Une direction dilettante d’abord qui applique les consignes à minima et en traînant les pieds. Un peu de gel hydroalcoolique, des gants au compte-goutte (il faut aller parfois en chercher en rayon, quand il y en a), des « protections » plastiques autour des caisses qui ne protègent pas grand chose et puis… c’est tout. Pas de masques. Pas de prime de risque. Quelques collègues ont bien pris quelques jours pour s’occuper de leurs enfants, mais elles sont vite revenues au turbin, faut faire tourner la boutique.

Du côté des collègues, au début, on prenait la situation avec le sourire, l’air de dire : « on ne peut rien y faire et puis ça n’a pas l’air si grave… » Forcément si la direction s’en moque, on le fait aussi. Et puis avec le temps, la psychose s’installe, sous les sourires de façade, les discussions entre deux couloirs, dans la réserve, sur la trouille de celle qui a des enfants et sa mère à domicile, qui a peur de ramener la saloperie à la maison, de celle en contrat court qui est prolongé de semaine en semaine pour remplacer les partantes qui s’occupent de leurs mômes, parce qu’en plus de bosser à mi-temps pour une paie de misère, il faut bien gérer les enfants, papa est en télétravail et refuse de se mettre en chômage partiel. Charge mentale supplémentaire. Une ambiance qui se tend donc au fur et à mesure des jours qui passent. Qui se tend aussi à cause du dernier maillon de cette chaîne : vous, les clients.

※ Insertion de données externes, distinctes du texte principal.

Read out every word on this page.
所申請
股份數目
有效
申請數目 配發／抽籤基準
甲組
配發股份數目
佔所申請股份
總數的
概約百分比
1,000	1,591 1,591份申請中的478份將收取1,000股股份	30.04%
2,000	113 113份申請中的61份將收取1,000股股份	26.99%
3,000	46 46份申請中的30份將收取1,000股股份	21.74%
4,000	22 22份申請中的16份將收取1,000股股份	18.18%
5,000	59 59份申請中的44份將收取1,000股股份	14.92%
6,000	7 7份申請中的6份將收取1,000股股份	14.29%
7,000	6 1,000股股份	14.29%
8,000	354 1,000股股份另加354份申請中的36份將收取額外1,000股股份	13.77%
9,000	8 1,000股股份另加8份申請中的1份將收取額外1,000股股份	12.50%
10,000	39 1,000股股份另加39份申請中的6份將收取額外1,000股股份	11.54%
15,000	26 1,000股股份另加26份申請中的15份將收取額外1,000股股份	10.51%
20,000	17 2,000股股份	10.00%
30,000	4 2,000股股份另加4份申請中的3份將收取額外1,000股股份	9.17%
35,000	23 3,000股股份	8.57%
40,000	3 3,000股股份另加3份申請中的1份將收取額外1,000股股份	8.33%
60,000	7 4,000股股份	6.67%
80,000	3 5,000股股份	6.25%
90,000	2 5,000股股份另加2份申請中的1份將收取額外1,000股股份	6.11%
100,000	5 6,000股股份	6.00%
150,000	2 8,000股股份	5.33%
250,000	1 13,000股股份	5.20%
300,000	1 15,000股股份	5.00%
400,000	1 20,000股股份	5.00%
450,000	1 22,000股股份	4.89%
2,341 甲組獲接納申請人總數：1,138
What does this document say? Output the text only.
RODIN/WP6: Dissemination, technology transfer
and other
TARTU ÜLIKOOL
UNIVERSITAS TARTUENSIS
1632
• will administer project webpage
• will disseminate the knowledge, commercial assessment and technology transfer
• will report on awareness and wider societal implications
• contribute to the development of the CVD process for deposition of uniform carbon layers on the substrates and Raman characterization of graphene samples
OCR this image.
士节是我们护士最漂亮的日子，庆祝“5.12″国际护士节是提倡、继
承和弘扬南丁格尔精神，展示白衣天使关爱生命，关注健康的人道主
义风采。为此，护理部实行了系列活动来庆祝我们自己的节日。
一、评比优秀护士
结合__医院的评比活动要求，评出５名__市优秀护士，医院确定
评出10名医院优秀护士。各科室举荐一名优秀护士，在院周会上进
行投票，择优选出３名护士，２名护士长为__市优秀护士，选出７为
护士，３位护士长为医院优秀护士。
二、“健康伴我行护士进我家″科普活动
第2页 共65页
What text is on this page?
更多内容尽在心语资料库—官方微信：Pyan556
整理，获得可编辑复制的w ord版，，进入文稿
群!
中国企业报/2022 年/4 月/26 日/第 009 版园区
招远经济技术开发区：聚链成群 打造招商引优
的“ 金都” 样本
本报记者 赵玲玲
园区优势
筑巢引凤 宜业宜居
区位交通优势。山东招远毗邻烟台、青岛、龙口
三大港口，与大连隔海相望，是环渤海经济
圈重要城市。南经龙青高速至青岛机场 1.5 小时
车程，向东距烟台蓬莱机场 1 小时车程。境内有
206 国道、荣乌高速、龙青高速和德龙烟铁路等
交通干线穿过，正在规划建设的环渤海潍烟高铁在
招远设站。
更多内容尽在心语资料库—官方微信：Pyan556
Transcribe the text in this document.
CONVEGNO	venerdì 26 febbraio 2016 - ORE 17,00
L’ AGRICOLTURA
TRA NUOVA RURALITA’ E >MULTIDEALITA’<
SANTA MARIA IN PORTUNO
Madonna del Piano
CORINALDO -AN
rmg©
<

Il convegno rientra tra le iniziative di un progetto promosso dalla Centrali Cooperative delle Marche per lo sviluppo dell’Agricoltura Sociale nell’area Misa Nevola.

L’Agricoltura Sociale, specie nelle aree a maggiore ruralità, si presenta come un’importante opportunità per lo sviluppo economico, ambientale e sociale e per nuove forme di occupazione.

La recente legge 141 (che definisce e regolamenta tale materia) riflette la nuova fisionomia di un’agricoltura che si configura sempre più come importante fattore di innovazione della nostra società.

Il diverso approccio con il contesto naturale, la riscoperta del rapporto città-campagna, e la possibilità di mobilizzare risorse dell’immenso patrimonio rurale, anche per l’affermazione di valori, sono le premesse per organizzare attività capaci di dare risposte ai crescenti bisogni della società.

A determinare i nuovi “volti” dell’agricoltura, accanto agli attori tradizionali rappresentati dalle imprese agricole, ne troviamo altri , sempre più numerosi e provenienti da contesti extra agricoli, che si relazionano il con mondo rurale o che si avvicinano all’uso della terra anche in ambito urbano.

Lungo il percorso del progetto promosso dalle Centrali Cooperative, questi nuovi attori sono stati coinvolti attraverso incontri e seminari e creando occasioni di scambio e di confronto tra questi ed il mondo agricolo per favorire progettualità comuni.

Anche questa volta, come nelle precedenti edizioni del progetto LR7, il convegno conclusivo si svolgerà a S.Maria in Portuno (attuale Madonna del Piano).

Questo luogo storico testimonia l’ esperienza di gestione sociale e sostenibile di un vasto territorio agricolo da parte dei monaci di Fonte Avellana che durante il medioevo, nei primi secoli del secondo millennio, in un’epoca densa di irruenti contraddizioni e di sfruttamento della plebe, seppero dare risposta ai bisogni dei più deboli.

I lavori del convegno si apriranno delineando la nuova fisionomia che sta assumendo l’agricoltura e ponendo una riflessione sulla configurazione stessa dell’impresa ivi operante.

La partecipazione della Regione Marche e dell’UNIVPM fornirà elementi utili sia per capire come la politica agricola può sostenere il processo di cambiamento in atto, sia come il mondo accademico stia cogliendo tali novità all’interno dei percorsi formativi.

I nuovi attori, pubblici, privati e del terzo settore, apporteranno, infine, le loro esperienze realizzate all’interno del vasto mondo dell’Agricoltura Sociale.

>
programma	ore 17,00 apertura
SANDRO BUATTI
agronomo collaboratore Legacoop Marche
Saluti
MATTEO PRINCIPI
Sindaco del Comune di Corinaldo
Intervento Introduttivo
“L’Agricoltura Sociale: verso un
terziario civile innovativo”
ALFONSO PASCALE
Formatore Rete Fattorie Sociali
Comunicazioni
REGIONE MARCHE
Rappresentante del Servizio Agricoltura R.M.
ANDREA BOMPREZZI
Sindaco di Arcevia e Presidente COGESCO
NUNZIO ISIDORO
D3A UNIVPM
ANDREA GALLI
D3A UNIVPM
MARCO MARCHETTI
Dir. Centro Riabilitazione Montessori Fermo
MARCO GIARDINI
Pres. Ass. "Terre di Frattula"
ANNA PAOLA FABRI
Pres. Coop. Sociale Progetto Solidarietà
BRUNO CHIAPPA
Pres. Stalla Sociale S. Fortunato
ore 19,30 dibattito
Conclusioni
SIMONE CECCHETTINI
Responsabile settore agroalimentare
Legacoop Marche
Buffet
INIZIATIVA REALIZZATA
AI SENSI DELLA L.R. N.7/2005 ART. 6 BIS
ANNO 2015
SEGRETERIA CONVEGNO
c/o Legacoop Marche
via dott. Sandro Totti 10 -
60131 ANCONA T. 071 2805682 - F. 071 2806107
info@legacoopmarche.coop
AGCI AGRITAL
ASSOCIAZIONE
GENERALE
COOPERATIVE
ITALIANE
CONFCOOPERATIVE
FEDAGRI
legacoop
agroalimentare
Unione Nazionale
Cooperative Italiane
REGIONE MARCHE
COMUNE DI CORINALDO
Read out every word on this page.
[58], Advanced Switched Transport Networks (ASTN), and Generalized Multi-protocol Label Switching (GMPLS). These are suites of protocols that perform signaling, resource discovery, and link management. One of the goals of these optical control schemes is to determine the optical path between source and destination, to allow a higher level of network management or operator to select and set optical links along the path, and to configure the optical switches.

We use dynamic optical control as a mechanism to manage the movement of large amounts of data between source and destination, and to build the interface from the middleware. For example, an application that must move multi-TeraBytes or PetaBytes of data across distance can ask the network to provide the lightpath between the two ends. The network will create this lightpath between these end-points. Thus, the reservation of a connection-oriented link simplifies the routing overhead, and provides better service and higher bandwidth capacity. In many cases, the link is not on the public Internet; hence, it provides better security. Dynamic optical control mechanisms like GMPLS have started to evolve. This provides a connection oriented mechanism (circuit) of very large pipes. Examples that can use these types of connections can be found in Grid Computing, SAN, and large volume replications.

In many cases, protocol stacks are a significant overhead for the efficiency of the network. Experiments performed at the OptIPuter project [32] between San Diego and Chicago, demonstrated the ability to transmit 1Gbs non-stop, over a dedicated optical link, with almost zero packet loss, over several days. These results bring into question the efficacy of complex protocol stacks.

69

Alors oui, beaucoup font attention. Masques, gants, distance d’un mètre respectée. Mais il y a les autres. Et un paquet. Venant tous les jours, parfois plusieurs fois par jour ! Des retraités en majorité qui nous confient « qu’ils ne veulent pas rester enfermés », que « ce n’est sûrement pas si grave » et qui passent à notre caisse avec un paquet de yaourts, une boite de gâteaux ou quatre carottes. Et c’est tout. Avant de revenir l’après-midi pour d’aussi petites courses. Qui installent aussi ce climat stressant, en ne nous parlant que de « ça », sujet unique de discussion que nous sommes obligés d’encaisser, cinquante, cent fois par jour…

Autant dire que demain, quand je retournerai tenir ma caisse dans ce magasin, ça sera encore une fois avec la boule au ventre. Boule au ventre de rentrer chez moi un jour avec ce virus. De le fourguer aux membres de mon foyer. Parce que vous ne pouvez pas vous empêcher de sortir. Parce qu’ils ne peuvent pas perdre de l’argent en modifiant les règles pour venir chercher des provisions, parce que le profit avant tout. Nous sommes aussi en première ligne et quand, à 20 heures ma journée se termine, quand dans la rue les applaudissements se font entendre, j’aime aussi me dire que c’est un peu pour moi, pour nous. »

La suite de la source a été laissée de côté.